David A. Jaycock
David A. Jaycock (2011-2022)
Human Geography Recordings
2022
For the last few years, David A. Jaycock has been taking his practice into increasingly experimental and hauntological territory, and it is a joy to behold. His experimentation is of a quiet kind; his music reflects on landscapes and histories but without shying away from technology or from the possibilities of the future. His idiosyncratic path through folky electronica, ghostly soundscapes and wonky Englishness can be partly traced on this new collection, which brings together more than a decade’s worth of material and can be thought of as a companion to last year’s Outtakes, Reimaginings and Unreleased pieces (2003-2006).

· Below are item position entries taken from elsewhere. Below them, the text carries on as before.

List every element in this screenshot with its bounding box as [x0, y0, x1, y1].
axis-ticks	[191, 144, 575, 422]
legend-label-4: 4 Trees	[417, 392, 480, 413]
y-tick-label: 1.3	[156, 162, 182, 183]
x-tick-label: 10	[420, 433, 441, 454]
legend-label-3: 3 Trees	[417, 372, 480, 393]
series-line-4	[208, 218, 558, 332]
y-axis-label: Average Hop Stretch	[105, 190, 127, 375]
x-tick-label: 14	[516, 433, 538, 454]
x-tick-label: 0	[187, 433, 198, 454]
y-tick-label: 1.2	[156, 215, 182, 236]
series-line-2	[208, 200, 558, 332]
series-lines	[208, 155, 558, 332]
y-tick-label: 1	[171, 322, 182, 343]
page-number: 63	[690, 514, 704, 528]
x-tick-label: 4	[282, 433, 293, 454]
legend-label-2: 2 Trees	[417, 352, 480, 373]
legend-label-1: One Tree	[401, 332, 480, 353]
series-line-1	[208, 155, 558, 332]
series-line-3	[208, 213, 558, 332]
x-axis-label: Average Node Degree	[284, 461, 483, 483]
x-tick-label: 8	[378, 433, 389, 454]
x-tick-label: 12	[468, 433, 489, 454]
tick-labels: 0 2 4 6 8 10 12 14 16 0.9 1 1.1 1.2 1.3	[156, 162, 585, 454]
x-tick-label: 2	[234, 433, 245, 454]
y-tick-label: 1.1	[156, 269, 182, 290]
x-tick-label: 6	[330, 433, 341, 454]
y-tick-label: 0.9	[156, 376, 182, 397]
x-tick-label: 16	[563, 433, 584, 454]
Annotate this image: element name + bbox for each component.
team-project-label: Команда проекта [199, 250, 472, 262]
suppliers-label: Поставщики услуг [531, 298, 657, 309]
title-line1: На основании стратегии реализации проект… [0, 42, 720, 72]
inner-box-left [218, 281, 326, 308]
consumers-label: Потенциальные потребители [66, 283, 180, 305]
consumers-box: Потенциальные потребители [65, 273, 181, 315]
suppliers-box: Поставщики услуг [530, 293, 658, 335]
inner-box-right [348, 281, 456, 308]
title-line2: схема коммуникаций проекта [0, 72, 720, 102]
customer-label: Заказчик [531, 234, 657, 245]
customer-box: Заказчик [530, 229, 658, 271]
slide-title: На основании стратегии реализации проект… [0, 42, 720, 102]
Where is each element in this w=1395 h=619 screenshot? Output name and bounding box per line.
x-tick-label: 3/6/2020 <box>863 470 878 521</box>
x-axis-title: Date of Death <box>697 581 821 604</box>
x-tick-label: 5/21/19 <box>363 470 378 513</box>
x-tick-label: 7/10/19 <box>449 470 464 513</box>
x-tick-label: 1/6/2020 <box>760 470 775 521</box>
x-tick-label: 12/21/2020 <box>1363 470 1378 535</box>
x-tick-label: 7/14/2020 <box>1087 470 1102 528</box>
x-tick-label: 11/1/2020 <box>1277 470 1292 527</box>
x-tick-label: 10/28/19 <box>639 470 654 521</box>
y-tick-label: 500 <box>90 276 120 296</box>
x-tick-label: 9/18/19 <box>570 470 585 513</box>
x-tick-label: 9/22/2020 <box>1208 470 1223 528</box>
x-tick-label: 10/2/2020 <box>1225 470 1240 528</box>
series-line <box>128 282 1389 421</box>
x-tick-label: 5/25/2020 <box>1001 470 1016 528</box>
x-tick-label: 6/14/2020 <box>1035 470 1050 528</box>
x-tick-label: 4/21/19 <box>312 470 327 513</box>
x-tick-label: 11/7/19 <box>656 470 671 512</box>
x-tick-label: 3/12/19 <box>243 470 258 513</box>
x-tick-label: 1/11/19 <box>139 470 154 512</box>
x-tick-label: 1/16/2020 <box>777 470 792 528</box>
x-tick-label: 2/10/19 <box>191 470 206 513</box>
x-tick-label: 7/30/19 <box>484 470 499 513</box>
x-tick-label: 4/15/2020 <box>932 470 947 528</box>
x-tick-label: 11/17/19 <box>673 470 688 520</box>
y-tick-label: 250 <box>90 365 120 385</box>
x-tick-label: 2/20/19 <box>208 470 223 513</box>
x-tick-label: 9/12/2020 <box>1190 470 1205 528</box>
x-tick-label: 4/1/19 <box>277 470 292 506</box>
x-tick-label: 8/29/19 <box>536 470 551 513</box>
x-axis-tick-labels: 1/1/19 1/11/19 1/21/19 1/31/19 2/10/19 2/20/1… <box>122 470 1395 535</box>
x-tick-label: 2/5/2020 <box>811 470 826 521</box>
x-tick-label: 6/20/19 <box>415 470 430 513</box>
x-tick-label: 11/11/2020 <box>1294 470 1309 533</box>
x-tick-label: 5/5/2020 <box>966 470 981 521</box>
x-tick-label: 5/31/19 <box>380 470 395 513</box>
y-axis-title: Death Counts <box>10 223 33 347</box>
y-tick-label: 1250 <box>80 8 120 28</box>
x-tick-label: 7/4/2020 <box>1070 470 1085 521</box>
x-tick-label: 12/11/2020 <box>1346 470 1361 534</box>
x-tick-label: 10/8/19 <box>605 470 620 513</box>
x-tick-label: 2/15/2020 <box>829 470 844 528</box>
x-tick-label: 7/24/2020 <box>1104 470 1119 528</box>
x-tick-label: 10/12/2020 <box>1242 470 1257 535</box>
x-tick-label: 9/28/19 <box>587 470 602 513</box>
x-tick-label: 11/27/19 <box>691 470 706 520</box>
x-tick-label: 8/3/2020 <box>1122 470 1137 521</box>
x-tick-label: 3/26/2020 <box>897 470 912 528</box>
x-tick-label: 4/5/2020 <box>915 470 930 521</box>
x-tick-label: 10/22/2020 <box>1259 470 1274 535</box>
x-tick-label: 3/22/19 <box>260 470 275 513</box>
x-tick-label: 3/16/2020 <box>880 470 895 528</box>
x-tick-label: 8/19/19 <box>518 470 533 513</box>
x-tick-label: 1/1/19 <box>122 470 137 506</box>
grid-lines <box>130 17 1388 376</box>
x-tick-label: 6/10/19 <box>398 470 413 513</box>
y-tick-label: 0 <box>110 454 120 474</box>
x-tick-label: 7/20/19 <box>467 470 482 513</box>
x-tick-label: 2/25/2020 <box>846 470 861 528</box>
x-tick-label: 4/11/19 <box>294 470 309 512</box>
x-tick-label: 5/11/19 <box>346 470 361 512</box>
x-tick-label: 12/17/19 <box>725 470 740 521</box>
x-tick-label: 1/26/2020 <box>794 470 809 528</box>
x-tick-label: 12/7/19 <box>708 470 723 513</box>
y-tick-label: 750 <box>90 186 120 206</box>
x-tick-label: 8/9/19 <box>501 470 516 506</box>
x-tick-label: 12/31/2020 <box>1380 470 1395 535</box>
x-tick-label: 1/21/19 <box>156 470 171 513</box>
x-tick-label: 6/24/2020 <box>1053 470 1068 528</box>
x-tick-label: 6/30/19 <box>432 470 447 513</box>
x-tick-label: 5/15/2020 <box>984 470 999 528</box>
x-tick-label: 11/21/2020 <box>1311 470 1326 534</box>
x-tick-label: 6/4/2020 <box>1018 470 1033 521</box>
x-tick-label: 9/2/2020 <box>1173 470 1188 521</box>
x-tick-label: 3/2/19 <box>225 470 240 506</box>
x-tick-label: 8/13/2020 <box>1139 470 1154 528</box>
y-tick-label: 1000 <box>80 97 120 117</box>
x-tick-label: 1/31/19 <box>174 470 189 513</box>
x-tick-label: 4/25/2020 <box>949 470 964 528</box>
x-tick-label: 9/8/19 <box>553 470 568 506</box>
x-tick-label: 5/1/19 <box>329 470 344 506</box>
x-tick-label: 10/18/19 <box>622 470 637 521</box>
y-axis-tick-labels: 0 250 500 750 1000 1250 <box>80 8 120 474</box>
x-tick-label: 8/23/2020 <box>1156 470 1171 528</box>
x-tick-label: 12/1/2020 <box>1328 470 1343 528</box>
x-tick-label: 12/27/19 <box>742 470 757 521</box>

Given Jaycock’s pick’n’mix approach to his back catalogue, the release has a surprising flow to it. Opener Carpobrotus Pigface picks out a careful electronic melody over hiss and warble with the delicacy of a nascent flower. It melts into The Merman and His Muse, a sweetly psychedelic ditty that combines intricate plucked strings with an evocative wash of synths. The result is like some kind of dream collaboration between Syd Barrett and Four Tet.
This kind of music is all about subtle destabilisation. On one hand, Jaycock is able to take a strange or esoteric subject and turn it into something uncannily recognizable. This is particularly evident on disarmingly sweet instrumentals like St Cleer Pyre More Air where the plucked strings have a rustic charm that conceals an eerie, pagan heart. On the other hand, he can take something we all know well – a nursery rhyme like Rock A Bye Baby or Ring Of Roses, say – and twitch its threads until it begins to unspool into something less familiar. He explores various degrees of this unspooling, and each time rewards us with a subtly different experience. These destabilising techniques are key to what has become known as hauntology – they create a musical world where ideas of nostalgia and utopia twine around each other but rarely meet head-on.
Even in the more structured moments – album standout Home Late, for example, where an electronic fuzz seeps in at the end to envelope an otherwise more conventional-sounding piece of songwriting – there is a feeling of strangeness, of travelling in eerie landscapes real or imagined. Light Part 2 takes a similar trajectory from comparatively solid ground to a deliciously uneasy conclusion.
All of this amounts to an overarching feeling of dreaminess, or rather of fugue states. Lark’s guitar soundscape – partly indebted to post-rock – feels mysterious and difficult to pin down, while Arrow’s double-tracked vocals seem to exist in a space between waking and sleep. It brings to mind the Edwardian symbolism of certain strains of British psychedelia, with its alarm clocks and its sudden slips between one world and the next. This is the music of the looking glass, and Jaycock captures it better than anyone.